Herald JournalHerald Journal, May 31, 2004

Local pastor visits, teaches in Russia

By Daniel Runke, Pastor,
Albion Evangelical Free Church

How would you like to live in a country that is rated last on a list of “the 65 happiest countries to live in?”

I don’t think that too many of us would choose to live there! But for the people of Russia, they don’t have any choice. That is where they were born and live.

Earlier this spring, with the gracious support of my church, Albion Evangelical Free Church, I had the privilege of visiting Russia for 19 days. I went with eight other Americans to teach at a short-term Bible school that is set up and sponsored by the Evangelical Free Church of America (EFCA).

I arrived in Moscow and spent the first three days doing some sightseeing in and around the city, while adjusting to the nine-hour time change. I had the opportunity to visit the Kremlin, but due to the upcoming presidential elections, some parts were closed to tourists.

I got to visit Red Square and see the place where all the military parades used to take place during the years Communism ruled Russia. I also visited a famous market where Russian dolls and other Russian goods are sold and bartered for.

While in Moscow, I visited many of the missionaries serving with the EFCA and saw, first-hand, some of their struggles and joys of living and serving overseas.

We took an overnight train about 500 miles east of Moscow, to a city near the Volga river in the Russian republic of Tartarstan. The Bible school that I taught in was set up in a Russian church affiliated with the Evangelical Free Church of Russia (a sister organization to the EFCA).

We arrived Sunday morning, just in time to check into our hotel and get to the church to join them in their morning worship service.

The worship services in Russia are a little different in that they do not have a regular starting time. Some of this is because public transportation is not always reliable.

However, once they are all there, you can tell they really enjoy being together as the services usually last two to five hours. They are filled with lots of singing, some testimonies, and depending on if there are visiting pastors, maybe two or three sermons. They might end by sharing a meal together (potluck).

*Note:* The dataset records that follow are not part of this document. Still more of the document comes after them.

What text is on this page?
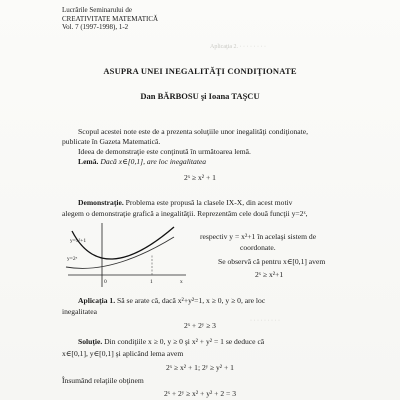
Aplicaţia 2. · · · · · · · ·
· · · · · · · · ·
Lucrările Seminarului de
CREATIVITATE MATEMATICĂ
Vol. 7 (1997-1998), 1-2
ASUPRA UNEI INEGALITĂŢI CONDIŢIONATE
Dan BĂRBOSU şi Ioana TAŞCU
Scopul acestei note este de a prezenta soluţiile unor inegalităţi condiţionate,
publicate în Gazeta Matematică.
Ideea de demonstraţie este conţinută în următoarea lemă.
Lemă. Dacă x∈[0,1], are loc inegalitatea
2ˣ ≥ x² + 1
Demonstraţie. Problema este propusă la clasele IX-X, din acest motiv
alegem o demonstraţie grafică a inegalităţii. Reprezentăm cele două funcţii y=2ˣ,
y=x²+1
y=2ˣ
0	1	x
respectiv y = x²+1 în acelaşi sistem de
coordonate.
Se observă că pentru x∈[0,1] avem
2ˣ ≥ x²+1
Aplicaţia 1. Să se arate că, dacă x²+y²=1, x ≥ 0, y ≥ 0, are loc
inegalitatea
2ˣ + 2ʸ ≥ 3
Soluţie. Din condiţiile x ≥ 0, y ≥ 0 şi x² + y² = 1 se deduce că
x∈[0,1], y∈[0,1] şi aplicând lema avem
2ˣ ≥ x² + 1; 2ʸ ≥ y² + 1
Însumând relaţiile obţinem
2ˣ + 2ʸ ≥ x² + y² + 2 = 3
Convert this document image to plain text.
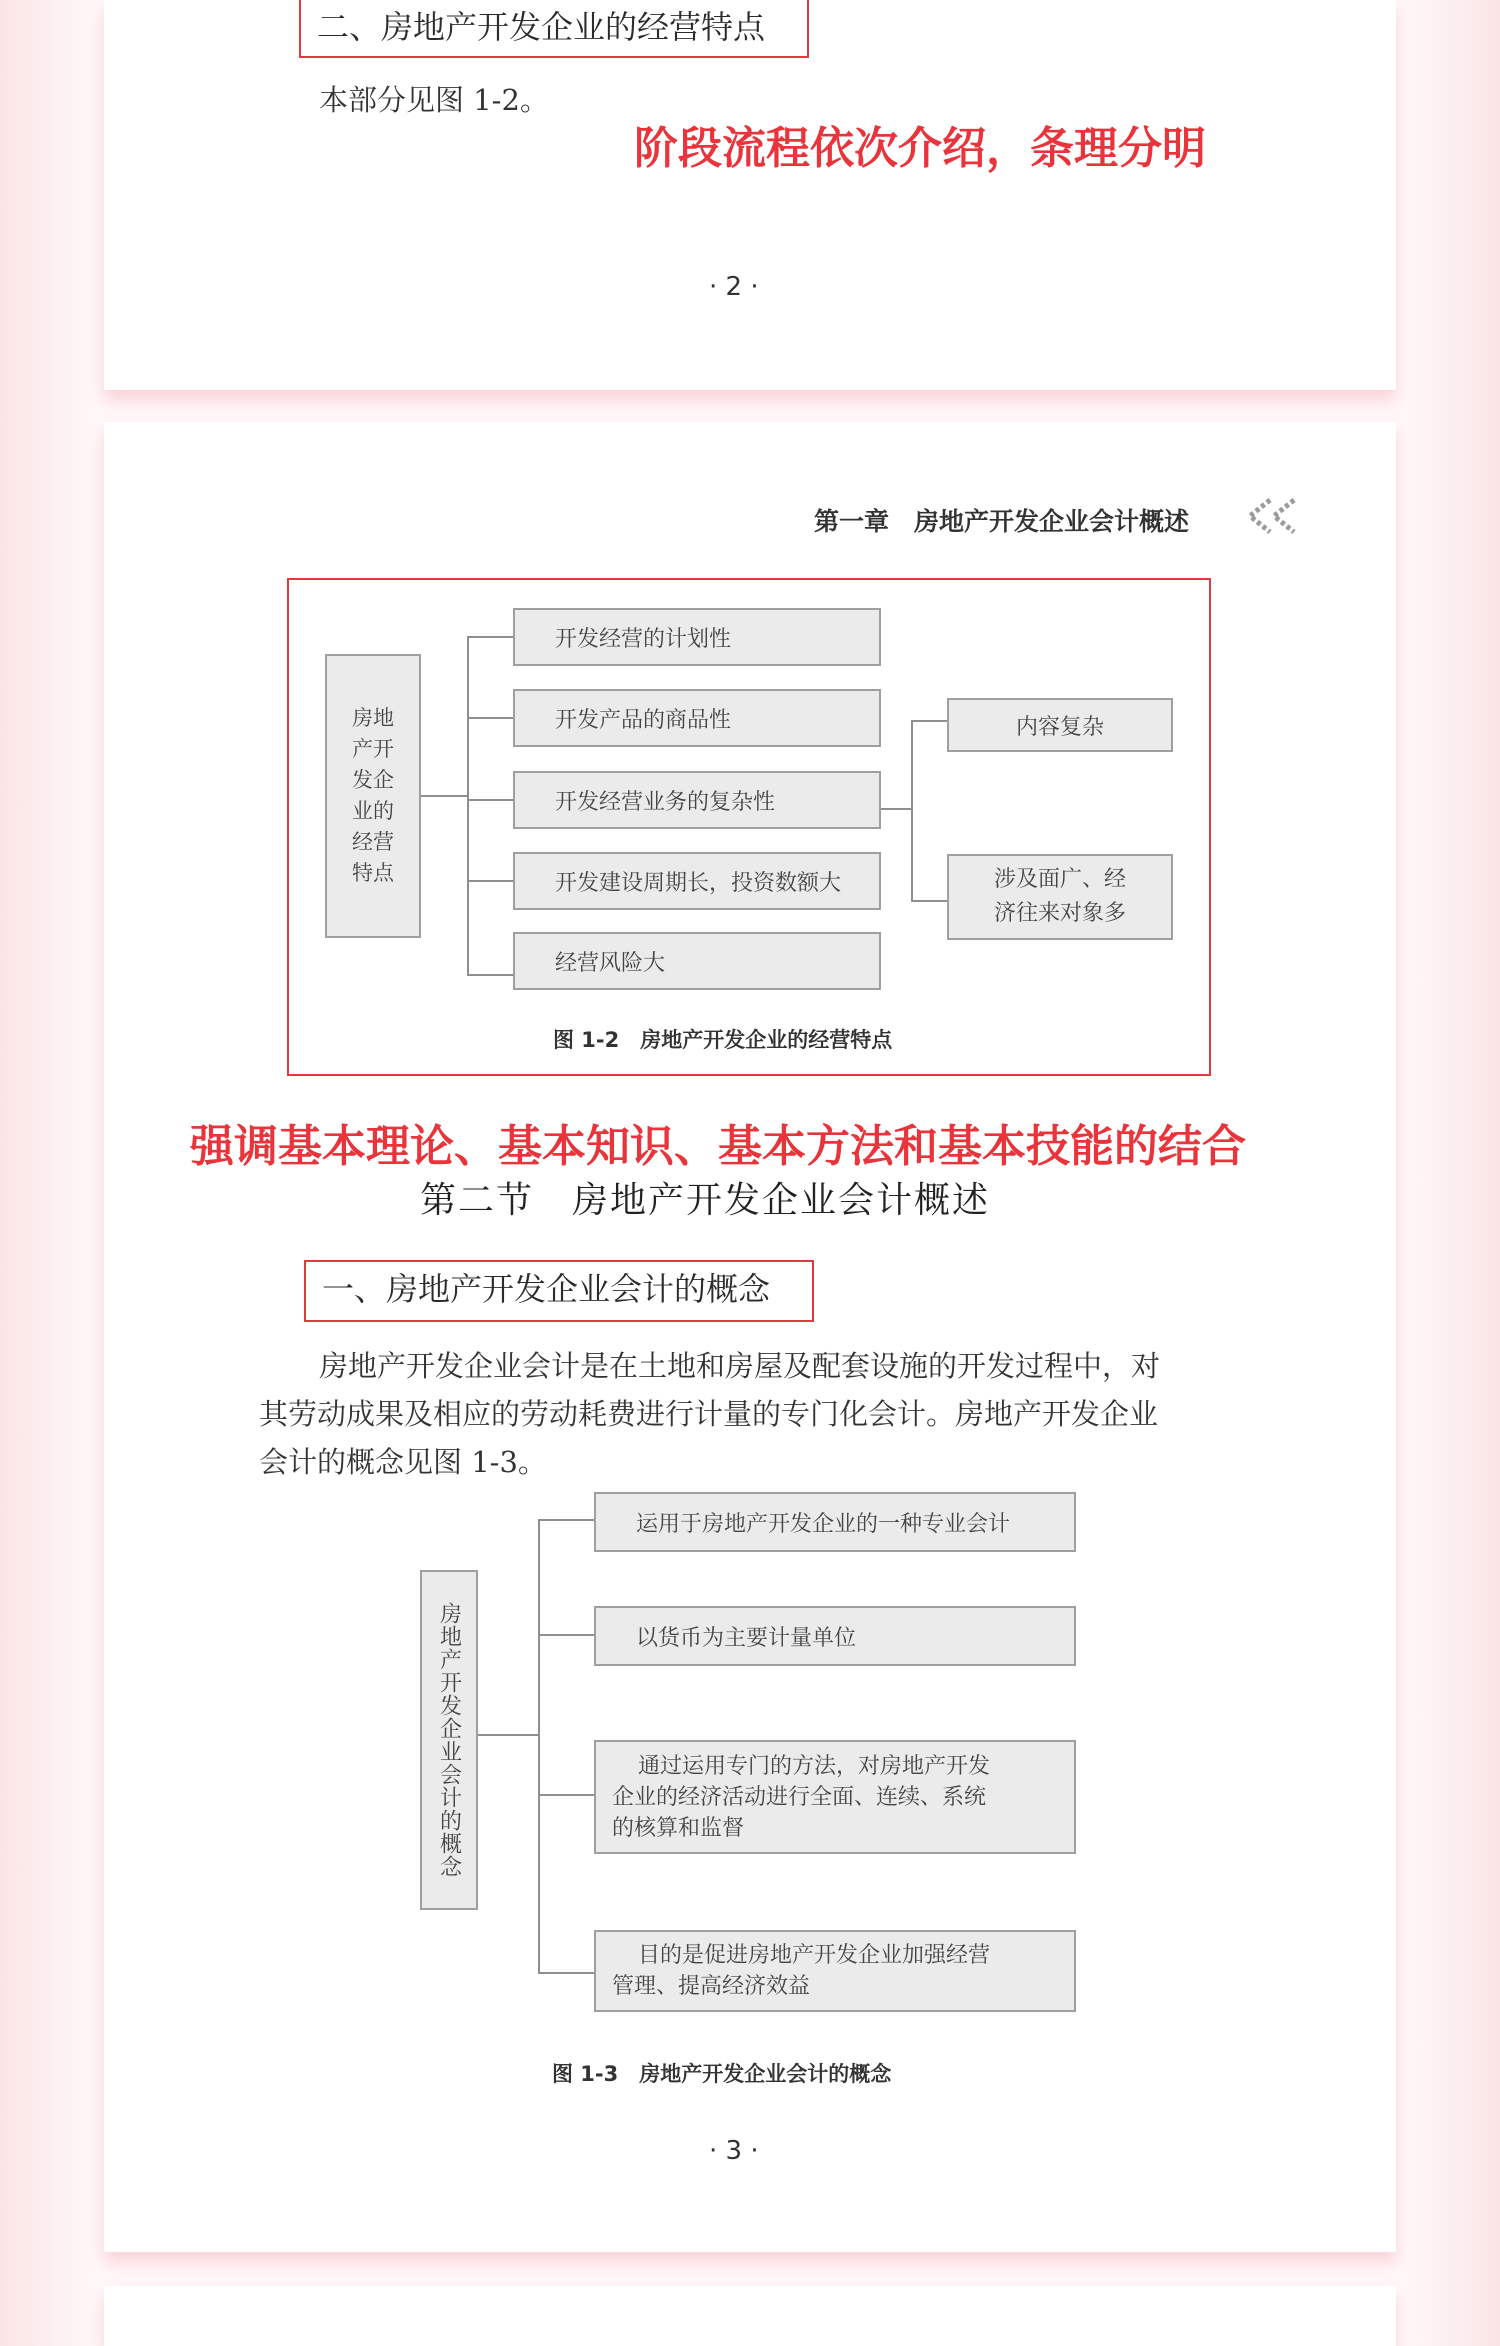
二、房地产开发企业的经营特点
本部分见图 1-2。
阶段流程依次介绍，条理分明
· 2 ·
第一章　房地产开发企业会计概述
房地
产开
发企
业的
经营
特点
开发经营的计划性
开发产品的商品性
开发经营业务的复杂性
开发建设周期长，投资数额大
经营风险大
内容复杂
涉及面广、经
济往来对象多
图 1-2　房地产开发企业的经营特点
强调基本理论、基本知识、基本方法和基本技能的结合
第二节　房地产开发企业会计概述
一、房地产开发企业会计的概念
房地产开发企业会计是在土地和房屋及配套设施的开发过程中，对
其劳动成果及相应的劳动耗费进行计量的专门化会计。房地产开发企业
会计的概念见图 1-3。
房地产开发企业会计的概念
运用于房地产开发企业的一种专业会计
以货币为主要计量单位
通过运用专门的方法，对房地产开发
企业的经济活动进行全面、连续、系统
的核算和监督
目的是促进房地产开发企业加强经营
管理、提高经济效益
图 1-3　房地产开发企业会计的概念
· 3 ·
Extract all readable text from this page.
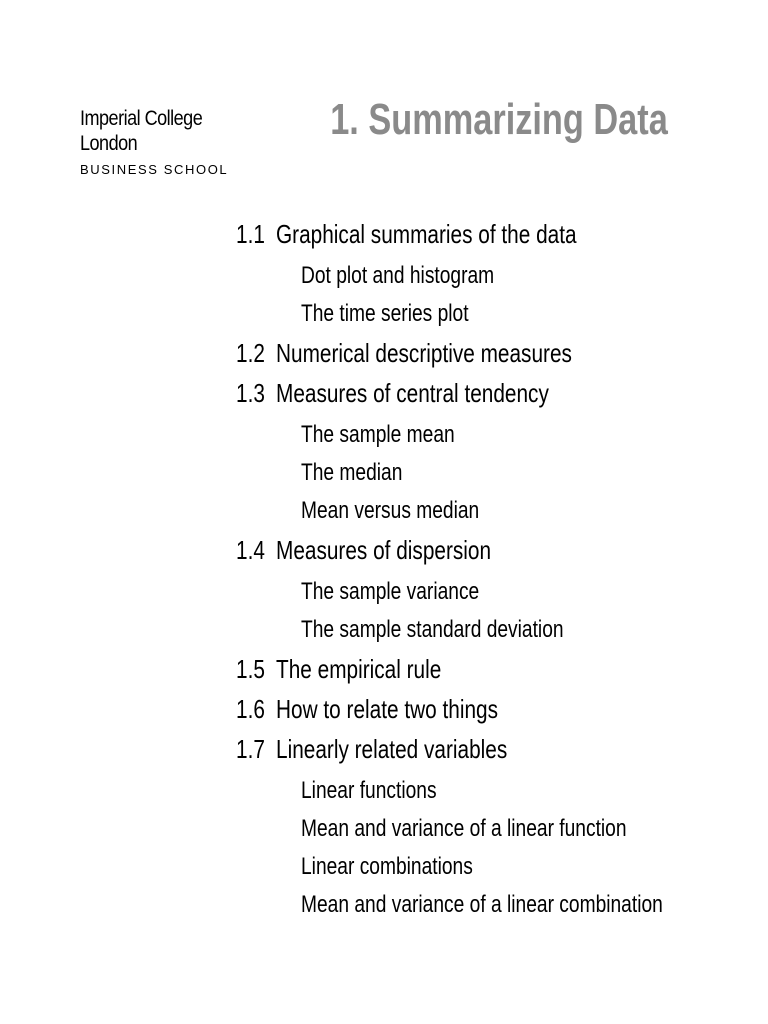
Imperial College
London
BUSINESS SCHOOL
1. Summarizing Data
1.1 Graphical summaries of the data
Dot plot and histogram
The time series plot
1.2 Numerical descriptive measures
1.3 Measures of central tendency
The sample mean
The median
Mean versus median
1.4 Measures of dispersion
The sample variance
The sample standard deviation
1.5 The empirical rule
1.6 How to relate two things
1.7 Linearly related variables
Linear functions
Mean and variance of a linear function
Linear combinations
Mean and variance of a linear combination
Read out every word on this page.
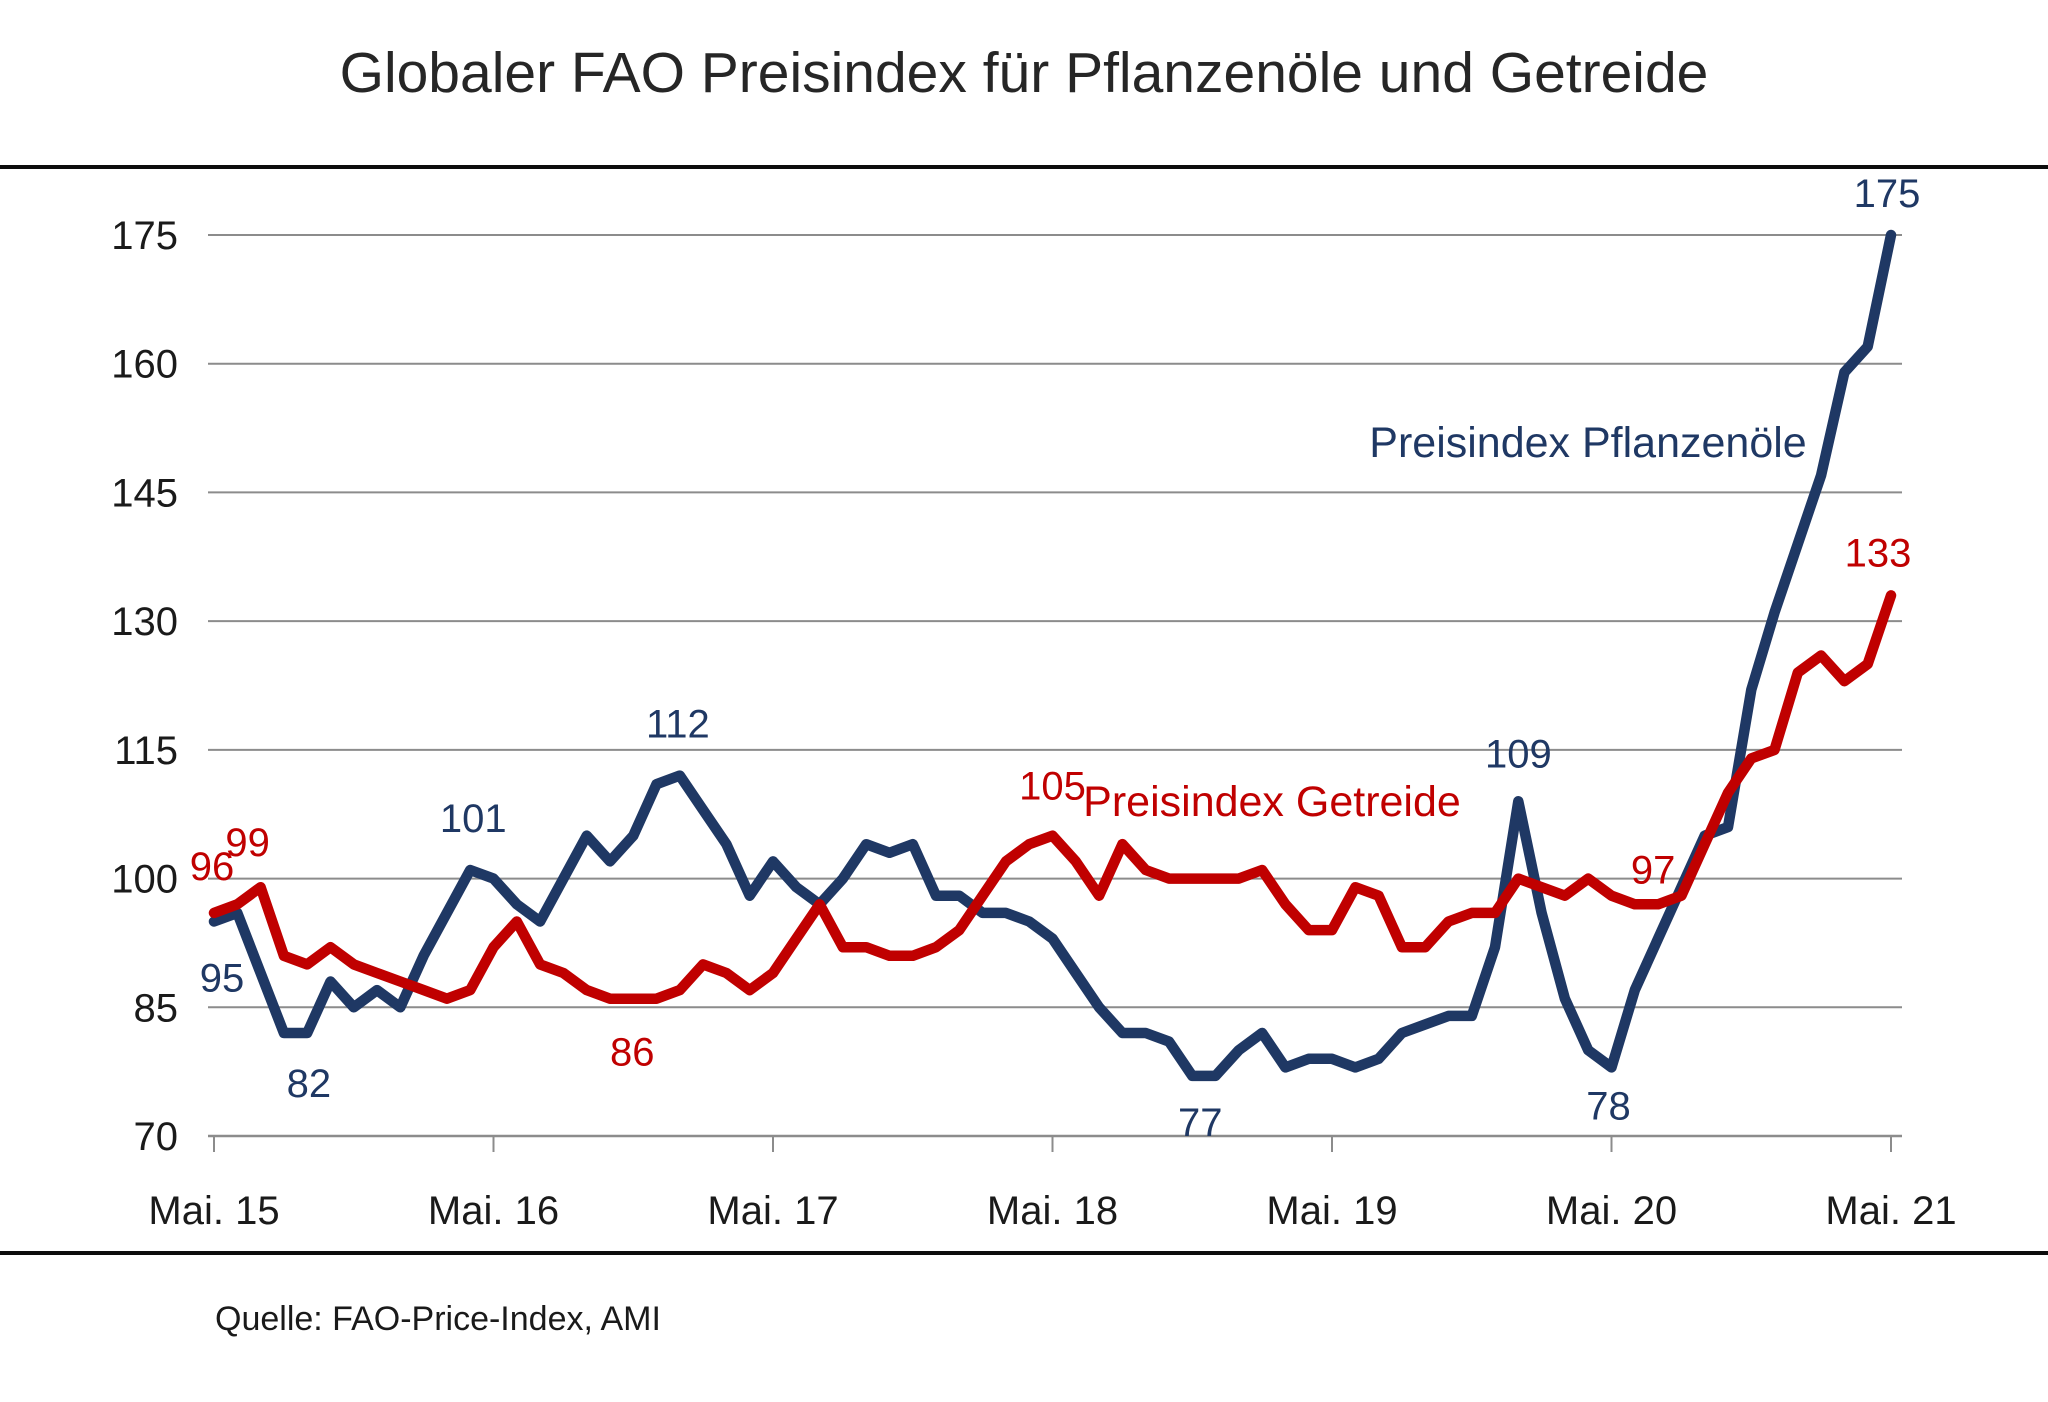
Globaler FAO Preisindex für Pflanzenöle und Getreide
70
85
100
115
130
145
160
175
Mai. 15	Mai. 16	Mai. 17	Mai. 18	Mai. 19	Mai. 20	Mai. 21
Preisindex Pflanzenöle
Preisindex Getreide
95
96
99
82
101
86
112
105
77
109
78
97
175
133
Quelle: FAO-Price-Index, AMI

While I was there, I taught from the New Testament book of James. The students appreciated that we had come to teach them.

Since most of my 25 students could not understand English, everything was spoken through a translator. The translators we used were Christians, and really enjoyed this opportunity to translate. It was their chance to be paid a salary that was much greater than their normal wages. They could also work on their English, which would help them get better jobs.

The translators were fluent in English and at the time, were taking a break from their normal work of teaching English at a local university.

As I talked with my students, I found out that many of them came out of some very difficult circumstances. Many came from families where the father was an alcoholic or there was some kind of moral breakdown in the family.

Some had siblings or parents that were opposed to them. They saw no need for having a relationship with Jesus or meeting together regularly with those who did.

Most of the students had undergone some kind of spiritual experience in the last two years, and knowing God had brought a joy into their lives that they never known before.

Some of them had grown up in Orthodox churches, but had not seen the need for any kind of relationship with Jesus.

I asked them what had brought about the change in them, wanting to have a personal relationship with Jesus? Almost all of them said it was the love they saw between the other believers in the church that made them want to know Jesus, so they, in turn, might experience that love in their lives.

The students were a real joy to spend time with, and taught me many things.

Traveling to Russia taught me that we, in America, are very blessed. It showed me that we have a responsibility to protect and ensure that we pass on those blessings to our children.

I was reminded that happiness is not found in lots of material possessions, but in relationships, first with the Lord, and with family and friends.

If the opportunity ever comes up to visit another culture, I would thoroughly recommend it, for the things you will learn and the blessing you will be to others.